Esse olhar integral ou holístico sobre o ser humano tem sido valorizado nas mais diversas áreas do conhecimento. O Papa João Paulo II, na Encíclica 
Fides et ratio, recorda a necessidade de se alcançar uma “visão unitária e orgânica do saber”, uma vez que “a subdivisão, enquanto comporta uma visão parcial da verdade com a consequente fragmentação do seu sentido, impede a unidade interior do homem de hoje” (1998, 84).  

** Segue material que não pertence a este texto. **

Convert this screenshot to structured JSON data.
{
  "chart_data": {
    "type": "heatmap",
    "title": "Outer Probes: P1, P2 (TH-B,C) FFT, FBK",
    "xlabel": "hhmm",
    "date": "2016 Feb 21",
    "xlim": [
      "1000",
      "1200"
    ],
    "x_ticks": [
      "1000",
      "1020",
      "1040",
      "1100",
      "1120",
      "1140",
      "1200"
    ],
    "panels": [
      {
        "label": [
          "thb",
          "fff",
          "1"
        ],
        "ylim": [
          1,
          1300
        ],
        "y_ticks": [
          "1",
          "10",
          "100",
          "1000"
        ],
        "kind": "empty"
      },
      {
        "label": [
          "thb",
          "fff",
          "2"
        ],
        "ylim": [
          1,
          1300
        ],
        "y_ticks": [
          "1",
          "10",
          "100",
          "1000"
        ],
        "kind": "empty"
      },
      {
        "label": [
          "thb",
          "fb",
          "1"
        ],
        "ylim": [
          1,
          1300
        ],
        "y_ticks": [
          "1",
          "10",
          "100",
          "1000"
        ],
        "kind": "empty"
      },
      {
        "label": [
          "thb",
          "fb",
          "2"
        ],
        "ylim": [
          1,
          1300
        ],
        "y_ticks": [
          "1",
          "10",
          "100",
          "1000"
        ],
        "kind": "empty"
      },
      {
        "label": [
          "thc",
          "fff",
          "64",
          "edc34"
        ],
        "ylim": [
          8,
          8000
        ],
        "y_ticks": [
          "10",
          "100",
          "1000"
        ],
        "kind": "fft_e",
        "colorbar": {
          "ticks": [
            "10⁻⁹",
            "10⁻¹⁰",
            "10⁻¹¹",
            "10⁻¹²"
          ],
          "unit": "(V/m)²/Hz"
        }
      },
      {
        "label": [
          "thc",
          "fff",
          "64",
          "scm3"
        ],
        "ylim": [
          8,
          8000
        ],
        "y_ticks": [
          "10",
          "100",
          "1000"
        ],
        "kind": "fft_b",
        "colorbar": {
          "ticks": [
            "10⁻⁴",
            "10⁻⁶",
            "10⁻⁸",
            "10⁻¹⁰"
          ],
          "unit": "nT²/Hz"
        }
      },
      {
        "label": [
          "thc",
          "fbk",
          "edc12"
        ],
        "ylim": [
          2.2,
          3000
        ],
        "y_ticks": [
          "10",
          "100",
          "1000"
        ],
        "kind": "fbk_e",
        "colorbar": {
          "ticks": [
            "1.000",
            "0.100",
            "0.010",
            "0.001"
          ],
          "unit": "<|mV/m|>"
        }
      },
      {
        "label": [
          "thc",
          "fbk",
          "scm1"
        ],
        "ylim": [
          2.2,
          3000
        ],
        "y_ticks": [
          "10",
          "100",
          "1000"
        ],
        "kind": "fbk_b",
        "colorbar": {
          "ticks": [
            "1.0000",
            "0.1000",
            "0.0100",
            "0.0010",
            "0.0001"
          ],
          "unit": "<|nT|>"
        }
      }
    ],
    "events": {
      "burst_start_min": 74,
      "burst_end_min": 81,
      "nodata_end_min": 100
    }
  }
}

Na cerimônia de canonização de Edith Stein, São João Paulo II afirmou que ela conseguiu compreender que o amor de Cristo e a liberdade do ser humano se entretecem, porque o amor e a verdade têm uma relação intrínseca. Quais passagens da vida de Edith Stein reforçam o que disse o Papa? 
A busca pela verdade foi um grande motor da vida de Stein. Ela afirmava que quem busca a verdade, ainda que não saiba, busca a Deus. Em sua vida adulta, mesmo quando esteve distante de questões religiosas, tinha uma abertura às pessoas e suas necessidades. Esse compromisso com os outros e às questões do tempo presente colocaram Edith Stein em um compromisso renovado e livre que foram forjando sua personalidade.
Ela vivenciou tempos sombrios, situações-limite. Sabemos que em tempos de crises profundas, é necessário separar o essencial do acessório, o que é precioso do que é vil. Stein foi sendo conduzida a uma busca cada vez mais profunda a respeito da essência das coisas, seguindo o método fenomenológico e, pela via da fé, a uma busca incessante pela verdade sobre o ser humano, sobre si mesma. Suas vivências vão forjando sua personalidade, conduzindo-a por caminhos não planejados, mas livremente assumidos, até as últimas consequências. Edith Stein é uma autora que personifica a coerência entre vida e obra.

O quão importante é atualmente falar de uma mulher com tantas virtudes?
O protagonismo de Edith Stein é fruto de uma vivência autêntica de fé, primeiramente herdada de seus antepassados, depois assumida como algo pessoal. O sentido de pertencimento ao povo judeu e responsabilidade social, ampliadas pela experiência cristã, potencializaram suas marcas de coragem, ousadia e determinação. Ela é um testemunho que inspira muitas mulheres ao redor do mundo a assumir os desafios próprios de seu tempo e comprometer suas vidas, assumindo sua missão pessoal, a serviço do bem comum, onde quer que estejam inseridas: na família, no trabalho, na política, nos estudos etc. 

O que as mulheres de hoje têm a aprender desse itinerário de fé vivido por Edith Stein?
A vida e obra de Edith Stein inspiram as mulheres a ter coragem de viver seu próprio caminho, com autenticidade, feminilidade, maternidade humana 
e/ou espiritual, sabendo que cada pessoa é única e um dom a serviço dos outros. Sua vida nos ensina a não nos deixar aprisionar por extremismos, modismos, visões ultrapassadas que desfiguram ou menosprezam as nossas potencialidades femininas.